ADHD itself (not medications) increases the risk for addiction; those with ADHD are almost twice as likely to develop a substance use disorder, with highest risk for marijuana, alcohol, and nicotine abuse.3

This may be a function of limited impulse control or increased sensitivity in the ADHD brain to a drug’s addictive potential. Importantly, there is growing evidence that youth whose ADHD is treated pharmacologically are at lower risk for addiction than their peers with untreated ADHD.4

Those youth who have both ADHD and addiction are more likely to stay engaged in treatment for addiction when their ADHD is effectively treated, and there are medication formulations (lisdexamfetamine) that are safe in addiction (cannot be absorbed nasally or intravenously). It is important for you to talk about the heightened vulnerability to addiction with your ADHD patients and their parents, and the value of effective treatment in preventing this complication.

 

Myth 6: “ADHD is usually behavioral. Help parents to set rules, expectations, and limits instead of medicating the problem.”

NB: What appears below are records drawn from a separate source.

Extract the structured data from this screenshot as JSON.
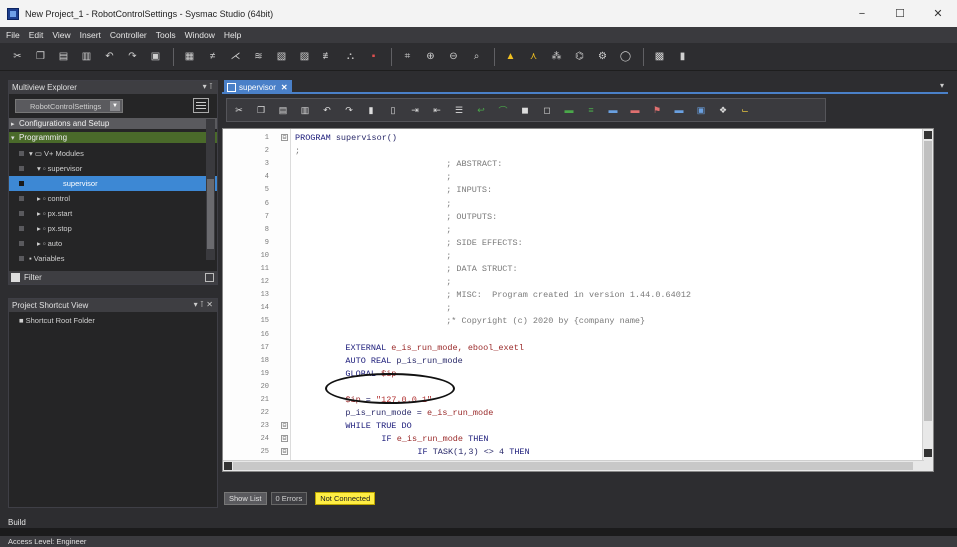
{
  "window": {
    "title": "New Project_1 - RobotControlSettings - Sysmac Studio (64bit)",
    "controls": [
      "−",
      "☐",
      "✕"
    ]
  },
  "menu": [
    "File",
    "Edit",
    "View",
    "Insert",
    "Controller",
    "Tools",
    "Window",
    "Help"
  ],
  "toolbar_icons": [
    "cut-icon",
    "copy-icon",
    "paste-icon",
    "delete-icon",
    "undo-icon",
    "redo-icon",
    "download-icon",
    "simulator-icon",
    "online-icon",
    "offline-icon",
    "compare-icon",
    "sync-icon",
    "build-icon",
    "monitor-icon",
    "breakpoint-icon",
    "zoom-out-icon",
    "zoom-in-icon",
    "find-icon",
    "warning-icon",
    "cross-ref-icon",
    "watch-icon",
    "reset-icon",
    "settings-icon",
    "panel-icon",
    "layout-icon"
  ],
  "explorer": {
    "title": "Multiview Explorer",
    "device": "RobotControlSettings",
    "sections": {
      "config": "Configurations and Setup",
      "programming": "Programming"
    },
    "tree": [
      {
        "label": "▾ ▭ V+ Modules",
        "indent": 20
      },
      {
        "label": "▾ ▫ supervisor",
        "indent": 28
      },
      {
        "label": "supervisor",
        "indent": 54,
        "selected": true
      },
      {
        "label": "▸ ▫ control",
        "indent": 28
      },
      {
        "label": "▸ ▫ px.start",
        "indent": 28
      },
      {
        "label": "▸ ▫ px.stop",
        "indent": 28
      },
      {
        "label": "▸ ▫ auto",
        "indent": 28
      },
      {
        "label": "▪ Variables",
        "indent": 20
      }
    ],
    "filter_label": "Filter"
  },
  "shortcut_view": {
    "title": "Project Shortcut View",
    "root": "■ Shortcut Root Folder"
  },
  "editor": {
    "tab_label": "supervisor",
    "lines": [
      {
        "n": "1",
        "fold": "⊟",
        "indent": 0,
        "parts": [
          {
            "c": "kw",
            "t": "PROGRAM"
          },
          {
            "c": "tx",
            "t": " supervisor()"
          }
        ]
      },
      {
        "n": "2",
        "fold": "",
        "indent": 0,
        "parts": [
          {
            "c": "cm",
            "t": ";"
          }
        ]
      },
      {
        "n": "3",
        "fold": "",
        "indent": 42,
        "parts": [
          {
            "c": "cm",
            "t": "; ABSTRACT:"
          }
        ]
      },
      {
        "n": "4",
        "fold": "",
        "indent": 42,
        "parts": [
          {
            "c": "cm",
            "t": ";"
          }
        ]
      },
      {
        "n": "5",
        "fold": "",
        "indent": 42,
        "parts": [
          {
            "c": "cm",
            "t": "; INPUTS:"
          }
        ]
      },
      {
        "n": "6",
        "fold": "",
        "indent": 42,
        "parts": [
          {
            "c": "cm",
            "t": ";"
          }
        ]
      },
      {
        "n": "7",
        "fold": "",
        "indent": 42,
        "parts": [
          {
            "c": "cm",
            "t": "; OUTPUTS:"
          }
        ]
      },
      {
        "n": "8",
        "fold": "",
        "indent": 42,
        "parts": [
          {
            "c": "cm",
            "t": ";"
          }
        ]
      },
      {
        "n": "9",
        "fold": "",
        "indent": 42,
        "parts": [
          {
            "c": "cm",
            "t": "; SIDE EFFECTS:"
          }
        ]
      },
      {
        "n": "10",
        "fold": "",
        "indent": 42,
        "parts": [
          {
            "c": "cm",
            "t": ";"
          }
        ]
      },
      {
        "n": "11",
        "fold": "",
        "indent": 42,
        "parts": [
          {
            "c": "cm",
            "t": "; DATA STRUCT:"
          }
        ]
      },
      {
        "n": "12",
        "fold": "",
        "indent": 42,
        "parts": [
          {
            "c": "cm",
            "t": ";"
          }
        ]
      },
      {
        "n": "13",
        "fold": "",
        "indent": 42,
        "parts": [
          {
            "c": "cm",
            "t": "; MISC:  Program created in version 1.44.0.64012"
          }
        ]
      },
      {
        "n": "14",
        "fold": "",
        "indent": 42,
        "parts": [
          {
            "c": "cm",
            "t": ";"
          }
        ]
      },
      {
        "n": "15",
        "fold": "",
        "indent": 42,
        "parts": [
          {
            "c": "cm",
            "t": ";* Copyright (c) 2020 by {company name}"
          }
        ]
      },
      {
        "n": "16",
        "fold": "",
        "indent": 0,
        "parts": []
      },
      {
        "n": "17",
        "fold": "",
        "indent": 14,
        "parts": [
          {
            "c": "kw",
            "t": "EXTERNAL"
          },
          {
            "c": "vr",
            "t": " e_is_run_mode, ebool_exetl"
          }
        ]
      },
      {
        "n": "18",
        "fold": "",
        "indent": 14,
        "parts": [
          {
            "c": "kw",
            "t": "AUTO REAL"
          },
          {
            "c": "tx",
            "t": " p_is_run_mode"
          }
        ]
      },
      {
        "n": "19",
        "fold": "",
        "indent": 14,
        "parts": [
          {
            "c": "kw",
            "t": "GLOBAL"
          },
          {
            "c": "vr",
            "t": " $ip"
          }
        ]
      },
      {
        "n": "20",
        "fold": "",
        "indent": 0,
        "parts": []
      },
      {
        "n": "21",
        "fold": "",
        "indent": 14,
        "parts": [
          {
            "c": "vr",
            "t": "$ip"
          },
          {
            "c": "tx",
            "t": " = "
          },
          {
            "c": "st",
            "t": "\"127.0.0.1\""
          }
        ]
      },
      {
        "n": "22",
        "fold": "",
        "indent": 14,
        "parts": [
          {
            "c": "tx",
            "t": "p_is_run_mode = "
          },
          {
            "c": "vr",
            "t": "e_is_run_mode"
          }
        ]
      },
      {
        "n": "23",
        "fold": "⊟",
        "indent": 14,
        "parts": [
          {
            "c": "kw",
            "t": "WHILE TRUE DO"
          }
        ]
      },
      {
        "n": "24",
        "fold": "⊟",
        "indent": 24,
        "parts": [
          {
            "c": "kw",
            "t": "IF"
          },
          {
            "c": "vr",
            "t": " e_is_run_mode"
          },
          {
            "c": "kw",
            "t": " THEN"
          }
        ]
      },
      {
        "n": "25",
        "fold": "⊟",
        "indent": 34,
        "parts": [
          {
            "c": "kw",
            "t": "IF"
          },
          {
            "c": "tx",
            "t": " TASK(1,3) <> 4 "
          },
          {
            "c": "kw",
            "t": "THEN"
          }
        ]
      }
    ]
  },
  "status": {
    "show_list": "Show List",
    "errors": "0 Errors",
    "connection": "Not Connected"
  },
  "bottom": {
    "build": "Build",
    "access_level": "Access Level: Engineer"
  }
}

Bad parenting does not cause ADHD. ADHD is marked by difficulties with impulse control, hyperactivity, and sustaining attention with matters that are not intrinsically engaging. “Behavioral issues” are patterns of behavior children learn to seek rewards or avoid negative consequences. Youth with ADHD can develop behavioral problems, but these are usually driven by negative feedback about their activity level, forgetfulness, or impulse control, which they are not able to change. This can lead to frustration and irritability, poor self-esteem, and even hopelessness — in parents and children both!

While parents are not the source of ADHD symptoms, there is a great deal of parent education and support that can be powerfully effective for these families. Parents benefit from learning strategies that can help their children to shift their attention, plan ahead, and manage frustration, especially for times when their children are unmedicated (vacations and bedtime). It is worth noting that ADHD is among the most heritable of youth psychiatric illnesses, so it is not uncommon for a parent of a child with ADHD to have similar symptoms. If the parents’ ADHD is untreated, they may be more impulsive themselves. They may also be extra sensitive to the qualities they dislike in themselves, inadvertently adding to their children’s sense of shame. ADHD is very treatable, and those with it can learn executive function skills and organizational strategies that can equip them to manage residual symptoms. Parents will benefit from strategies to understand their children and to help them learn adaptive skills in a realistic way. Your discussions with parents could help the families in your practice make adjustments that can translate into big differences in their child’s healthiest development.

Swick is physician in chief at Ohana, Center for Child and Adolescent Behavioral Health, Community Hospital of the Monterey (Calif.) Peninsula. Jellinek is professor emeritus of psychiatry and pediatrics, Harvard Medical School, Boston. Email them at [email protected].

References

1. Sibley MH et al. MTA Cooperative Group. Variable Patterns of Remission From ADHD in the Multimodal Treatment Study of ADHD. Am J Psychiatry. 2022 Feb;179(2):142-151. doi: 10.1176/appi.ajp.2021.21010032.

2. Cortese S et al. Comparative Efficacy and Tolerability of Medications for Attention-Deficit Hyperactivity Disorder in Children, Adolescents, and Adults: A Systematic Review and Network Meta-Analysis. Lancet Psychiatry. 2018 Sep;5(9):727-738. doi: 10.1016/S2215-0366(18)30269-4.

3. Lee SS et al. Prospective Association of Childhood Attention-Deficit/Hyperactivity Disorder (ADHD) and Substance Use and Abuse/Dependence: A Meta-Analytic Review. Clin Psychol Rev. 2011 Apr;31(3):328-41. doi: 10.1016/j.cpr.2011.01.006

4. Chorniy A, Kitashima L. Sex, Drugs, and ADHD: The Effects of ADHD Pharmacological Treatment on Teens’ Risky Behaviors. Labour Economics. 2016;43:87-105. doi.org/10.1016/j.labeco.2016.06.014.